De deprimerende teneur van de film is gewaagd en levensecht. Toch is Wilde mossels ook grappig, dankzij de vele droogkomische taferelen. Zo zijn daar de met olie besmeurde arbeiders die in een rommelig zijkamertje van een oude scheepswerf goede gesprekken voeren van het kaliber: “Dat wordt weer lang wachten tot het volgende mosselfeest. Ja, ja, een jaar.” Tussen drie vrienden voor café ’t Oekje op het Kerkplein ontrolt zich de volgende scherpzinnige dialoog: “Biertje dan maar?” “Bier blijft bier.” “Da’s het goeie eraan”, zegt de onbedoeld grappige visser Daan die gedroogde mosselen in zijn sjekkie doet en daar “zo vaag als een stier” van wordt. Daan is tevreden met wat hij heeft; zijn enige droom is om de grootste zeester te vangen en die vervolgens aan het plaatselijke museum te verkopen.

Wilde mossels zit vol met zulke goed getroffen uitsnedes van het ledige leven.

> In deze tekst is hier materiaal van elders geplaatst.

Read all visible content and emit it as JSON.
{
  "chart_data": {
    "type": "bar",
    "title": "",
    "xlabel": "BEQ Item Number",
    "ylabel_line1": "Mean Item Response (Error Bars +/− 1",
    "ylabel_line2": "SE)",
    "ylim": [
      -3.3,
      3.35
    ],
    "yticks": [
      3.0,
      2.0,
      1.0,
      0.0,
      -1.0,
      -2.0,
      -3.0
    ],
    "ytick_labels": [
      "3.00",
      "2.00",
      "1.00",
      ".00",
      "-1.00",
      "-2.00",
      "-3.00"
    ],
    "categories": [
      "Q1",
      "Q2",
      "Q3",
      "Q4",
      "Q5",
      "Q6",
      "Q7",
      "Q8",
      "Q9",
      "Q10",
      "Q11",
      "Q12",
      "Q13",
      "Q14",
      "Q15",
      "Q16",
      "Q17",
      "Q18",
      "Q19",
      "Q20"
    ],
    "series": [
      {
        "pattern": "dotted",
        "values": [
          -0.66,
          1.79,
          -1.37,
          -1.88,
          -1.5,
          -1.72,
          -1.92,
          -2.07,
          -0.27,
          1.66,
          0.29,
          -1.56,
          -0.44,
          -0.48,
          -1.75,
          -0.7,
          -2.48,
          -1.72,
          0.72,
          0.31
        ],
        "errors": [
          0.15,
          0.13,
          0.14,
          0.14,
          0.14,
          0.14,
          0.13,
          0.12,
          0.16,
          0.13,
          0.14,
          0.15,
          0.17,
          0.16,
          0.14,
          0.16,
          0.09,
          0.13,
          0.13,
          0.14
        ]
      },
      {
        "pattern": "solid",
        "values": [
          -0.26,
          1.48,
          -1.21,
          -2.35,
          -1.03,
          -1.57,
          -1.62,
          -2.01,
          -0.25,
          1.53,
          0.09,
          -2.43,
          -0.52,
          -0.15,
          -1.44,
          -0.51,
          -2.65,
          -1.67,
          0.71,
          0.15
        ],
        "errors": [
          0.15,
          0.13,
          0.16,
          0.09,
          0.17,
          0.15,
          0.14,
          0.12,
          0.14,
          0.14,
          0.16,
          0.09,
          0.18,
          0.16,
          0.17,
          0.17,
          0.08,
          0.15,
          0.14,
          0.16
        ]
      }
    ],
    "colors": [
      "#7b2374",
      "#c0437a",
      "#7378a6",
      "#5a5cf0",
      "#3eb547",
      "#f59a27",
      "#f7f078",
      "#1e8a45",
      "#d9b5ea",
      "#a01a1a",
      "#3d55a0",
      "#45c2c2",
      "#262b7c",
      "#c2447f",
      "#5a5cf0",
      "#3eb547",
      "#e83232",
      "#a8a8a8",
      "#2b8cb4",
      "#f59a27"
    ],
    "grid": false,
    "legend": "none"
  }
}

Leen en zijn vrienden vinden alleen op hun motoren en in de muziek extase. Gelukzalig ruikt Leen met volle teugen aan zijn benzinetank, en als de motor in één keer start kan de dag niet meer stuk. Knallen moet het leven, maar vooralsnog hoort Leen alleen de vonken in zijn cilinders knetteren.

Tergende onrust
Wilde mossels is een uitzonderlijke film, die zich op glad ijs begeeft: een film over verveling roept vaak hetzelfde gevoel op bij de kijker, en alleen regisseurs als Tsai Ming-liang en Bruno Dumont beheersen het scenario zo goed dat die uitwisseling van lamlendigheid de film tot een intense ervaring opstuwt. Wilde mossels kan daar niet aan tippen doordat sommige scènes doodslaan of te kunstmatig zijn toegevoegd (zoals een bankoverval), maar de kern van de film – de begrijpelijke, tergende onrust van Leen – is stevig genoeg om dit te ondervangen.

Die onrust kun je meestal tijdelijk bestrijden door weg te gaan, maar waarschijnlijk is het juist de kunst om uiteindelijk ergens te blijven en beter om je heen te kijken, de wereld op jouw eigen manier te rangschikken en je vervolgens op iets te concentreren, waardoor je wat houvast krijgt. Door gewoon zeesterren te willen vangen bijvoorbeeld. Heeft visser Daan misschien toch een beetje gelijk.